Streams


We have seen how to execute commands, and how to build pipelines that pass information between commands to perform more complex tasks. In this section, we will touch on how this information is passed between commands, using "streams".

A stream refers to the information that flows through the pipeline, from command to command. A command receives information from the "input stream", processes it, then passes the result to the "output stream" (or possibly sends error information to the "error stream", if needed).

To help solidify the concept of a stream, suppose there is a command that reads text from the input, modifies it in some way, then passes the result to the output. One might expect the process of executing that command to be:

  1. Read the input into memory

  2. Modify the content in memory

  3. Pass the modified content to the output

However, consider two cases:

  1. Suppose that the input comes from a file that requires more memory than is available in the system. In this case it would be impossible to load the entire file into memory, and the command would fail.

  2. Suppose that the input comes from a continuous source, such as a temperature sensor that reads at regular intervals. Since the temperature is constantly being monitored, there is no such concept as "the end of the input".

In order to handle these situations effectively, the process is a bit more like this:

  1. open the input source

  2. read a line of data

  3. if the end of the input stream is detected, stop processing and close the stream

  4. perform some operation on that line and pass the result to the output

  5. repeat from step 2

With this in mind, once the input stream is opened and a line is read, the command doesn't know how much data is contained in the input; it simply reads a line, processes it and passes the result to the output, then reads another until (possibly) all input data has been consumed. Similarly, the next command in the pipeline simply receives each line of data, processes it, then passes the result to its output. This flow of lines of data led this concept to be called a "stream".

Standard Streams

When any of input, output, or error are not specified, they each default to a specific "standard" stream. Under the hood, each stream is implemented as a file that can be read from or written to.

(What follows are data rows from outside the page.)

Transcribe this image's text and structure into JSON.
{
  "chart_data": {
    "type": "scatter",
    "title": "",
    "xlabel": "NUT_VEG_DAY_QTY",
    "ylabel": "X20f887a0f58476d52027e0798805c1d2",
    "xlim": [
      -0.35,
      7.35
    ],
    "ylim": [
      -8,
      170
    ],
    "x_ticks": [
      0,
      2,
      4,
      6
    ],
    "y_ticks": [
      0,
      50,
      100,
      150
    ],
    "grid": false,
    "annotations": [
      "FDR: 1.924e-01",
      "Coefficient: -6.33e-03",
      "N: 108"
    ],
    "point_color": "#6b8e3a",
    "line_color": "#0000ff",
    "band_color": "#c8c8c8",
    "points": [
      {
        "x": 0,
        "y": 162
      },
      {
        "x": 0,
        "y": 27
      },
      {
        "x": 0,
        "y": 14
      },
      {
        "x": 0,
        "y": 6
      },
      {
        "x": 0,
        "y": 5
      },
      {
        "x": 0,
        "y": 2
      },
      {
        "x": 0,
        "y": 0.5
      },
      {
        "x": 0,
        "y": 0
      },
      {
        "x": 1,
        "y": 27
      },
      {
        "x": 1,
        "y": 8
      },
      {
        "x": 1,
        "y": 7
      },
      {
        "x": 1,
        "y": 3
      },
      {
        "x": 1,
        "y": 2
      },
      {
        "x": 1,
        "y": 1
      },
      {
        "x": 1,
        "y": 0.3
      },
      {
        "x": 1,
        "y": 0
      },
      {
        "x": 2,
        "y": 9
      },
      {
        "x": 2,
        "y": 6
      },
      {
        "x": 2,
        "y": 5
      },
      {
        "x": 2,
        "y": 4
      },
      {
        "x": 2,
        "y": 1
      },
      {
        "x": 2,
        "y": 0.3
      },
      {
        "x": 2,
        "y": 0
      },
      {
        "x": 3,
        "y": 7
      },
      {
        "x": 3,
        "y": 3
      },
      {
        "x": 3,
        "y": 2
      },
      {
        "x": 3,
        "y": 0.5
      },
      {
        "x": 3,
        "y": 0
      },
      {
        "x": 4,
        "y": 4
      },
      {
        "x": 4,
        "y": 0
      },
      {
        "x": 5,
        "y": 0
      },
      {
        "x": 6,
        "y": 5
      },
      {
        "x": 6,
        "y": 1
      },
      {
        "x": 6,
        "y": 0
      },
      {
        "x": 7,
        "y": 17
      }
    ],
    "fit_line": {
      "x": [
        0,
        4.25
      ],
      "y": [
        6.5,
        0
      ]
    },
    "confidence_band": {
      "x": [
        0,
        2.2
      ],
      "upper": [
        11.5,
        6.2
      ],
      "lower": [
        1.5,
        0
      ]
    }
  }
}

There are three standard streams:

Standard Input

Standard input, called stdin and sometimes referenced numerically as "0", is the stream from which a program reads its input data, if not otherwise specified.

Not all commands require an input stream. For example, the ls command, which displays information about files contained in a directory, reads input from the filesystem without any input data stream.

Standard Output

Standard output, called stdout and sometimes referenced numerically as "1", is the stream to which a program writes its output data. By default this is usually connected to the terminal, so that the results of a command are printed to the screen.

Not all commands generate output. For example, the mv command, which renames a file on the filesystem, does not generate any output when it is successfully invoked.

Standard Error

Standard error, called stderr and sometimes referenced numerically as "2", is an alternative output stream that used by commands for error or diagnostic information.

The main purpose of stderr is to allow a command to generate diagnostic feedback without polluting the output stream.

Note

This section is intended to provide just enough information to allow users to begin understanding and using streams in many common applications. If you want to dig a bit deeper into the streams and how they work a good place to start is Everything is a File.

One of the useful features of the standard streams is that they can be replaced by other streams, combined etc, sent to in a process called redirection, which is the topic of the next section.